BB: If they hear the story, I think they might want you to keep it. That’s a pretty good Walmart story.
AK: Yeah, it is pretty funny. But I definitely don’t want to start some Game of Thrones thing in Cleveland by any means. That’s just how it happened. We weren’t allowed to have Twitter until that year with Coach Alford, who’s at UCLA now. So that next week, after that happened, that’s when we got Twitter. And it was just natural. Like, how could I not do that? It has no connection to LeBron or anything like that, but that’s just what it was, and I just haven’t changed it since.
BB: Have you had a chance to speak with any of the veterans on this Cavs roster yet, and what are you looking to learn from some of those guys?
AK: I talked with Mike Miller a little bit because his brother coached me at New Mexico, Ryan Miller, he’s at UNLV now. So I got to talk with him a little bit. My approach is, I take in a lot. I’m not gonna be the guy who comes out there and talks a lot and is extremely outgoing, but I use my ears and use my eyes very well and I learn by watching people. I think this is a perfect situation for me to see a lot of different things, learn from and take things from all these guys.
I mean, it’d be a lie to say I didn’t watch a lot of Kevin Love last year, and that kinda stuff. Doing all the little things that Anderson Varejao does is huge. I watched a ton of NBA basketball over the years and I’ve been watching Brendan Haywood for a while, too. You know what I mean? I can go around to each guy and say, hey, I can take something from each player. That’s part of the process, every basketball player goes through, watching guys who are better than you, and have been doing what you’re doing longer. Taking little things from them to keep your career alive. That’s just part of it. I have to figure out what I am going to do to belong, and what I’m going to bring to the table, and then keep improving on it.
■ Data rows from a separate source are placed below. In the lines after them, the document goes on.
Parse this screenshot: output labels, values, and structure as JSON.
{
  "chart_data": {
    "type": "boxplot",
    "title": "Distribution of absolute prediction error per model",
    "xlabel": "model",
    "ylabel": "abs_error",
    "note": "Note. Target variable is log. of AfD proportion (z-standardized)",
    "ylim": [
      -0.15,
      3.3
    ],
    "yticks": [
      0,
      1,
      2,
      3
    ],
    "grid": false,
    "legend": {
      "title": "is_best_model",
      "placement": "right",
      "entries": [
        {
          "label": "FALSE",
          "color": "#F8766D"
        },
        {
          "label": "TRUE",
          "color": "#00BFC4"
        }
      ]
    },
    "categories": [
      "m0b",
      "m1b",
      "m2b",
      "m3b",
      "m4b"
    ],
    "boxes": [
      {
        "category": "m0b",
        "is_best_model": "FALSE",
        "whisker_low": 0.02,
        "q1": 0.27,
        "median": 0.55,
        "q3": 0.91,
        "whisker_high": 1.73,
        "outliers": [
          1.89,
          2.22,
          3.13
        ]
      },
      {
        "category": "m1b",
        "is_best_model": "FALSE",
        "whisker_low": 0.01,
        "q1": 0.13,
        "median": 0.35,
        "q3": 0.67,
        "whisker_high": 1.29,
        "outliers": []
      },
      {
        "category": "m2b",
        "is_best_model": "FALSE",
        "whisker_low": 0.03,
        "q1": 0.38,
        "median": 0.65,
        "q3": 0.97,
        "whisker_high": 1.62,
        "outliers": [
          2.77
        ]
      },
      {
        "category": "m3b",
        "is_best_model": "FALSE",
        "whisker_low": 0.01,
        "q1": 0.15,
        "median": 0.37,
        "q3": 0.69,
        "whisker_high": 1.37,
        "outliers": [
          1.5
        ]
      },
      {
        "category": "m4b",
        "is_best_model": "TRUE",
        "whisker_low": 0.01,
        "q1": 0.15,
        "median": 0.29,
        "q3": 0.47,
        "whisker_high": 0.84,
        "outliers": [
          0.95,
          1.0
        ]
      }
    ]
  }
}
BB: What did you learn from the Summer League experience, and what are you working on now to prepare for the season?
AK: It’s a lot to learn, going to Summer League. And it’s a different process. Obviously, I had a great time at Summer League playing for Coach Blatt. Playing with and against a lot of great players. At that time, I was just trying to take it all in and learn. I never played in a game where there was defensive three seconds, you know? So that was something to adjust to. Just the speed of the game, the strength of the game. And obviously, when you watch the Summer League you can tell who the guys that played in the NBA last year were. There wasn’t any surprise, those guys stood out. So you just take little things, learn from it, and move on.
I’ll be honest, I think I struggled in areas at Summer League. But I think I did a lot of little good things and I think that’s what they’re looking for–is for me to just keep working as hard as I can and keep improving on those things. I know there’s a lot, I know I need to figure out the defensive rotation, keep working on that, getting quicker, faster and stronger. But I think I can definitely adjust to all those things.
BB: What can Cavs fans expect to see from Alex Kirk this season in Cleveland?
AK: I just want to be that big guy who comes in with the chances I get and work as hard as I possibly can. All I’m looking to do is get better as a player and person and I know I’m with the right organization to do that. I’m extremely excited about the opportunity to be able play at the Q, to be able play alongside the guys who are on this team. I know it’s going to take time. But I’m pretty excited to take on the challenges and become the best basketball player I can possibly be for the Cleveland Cavaliers.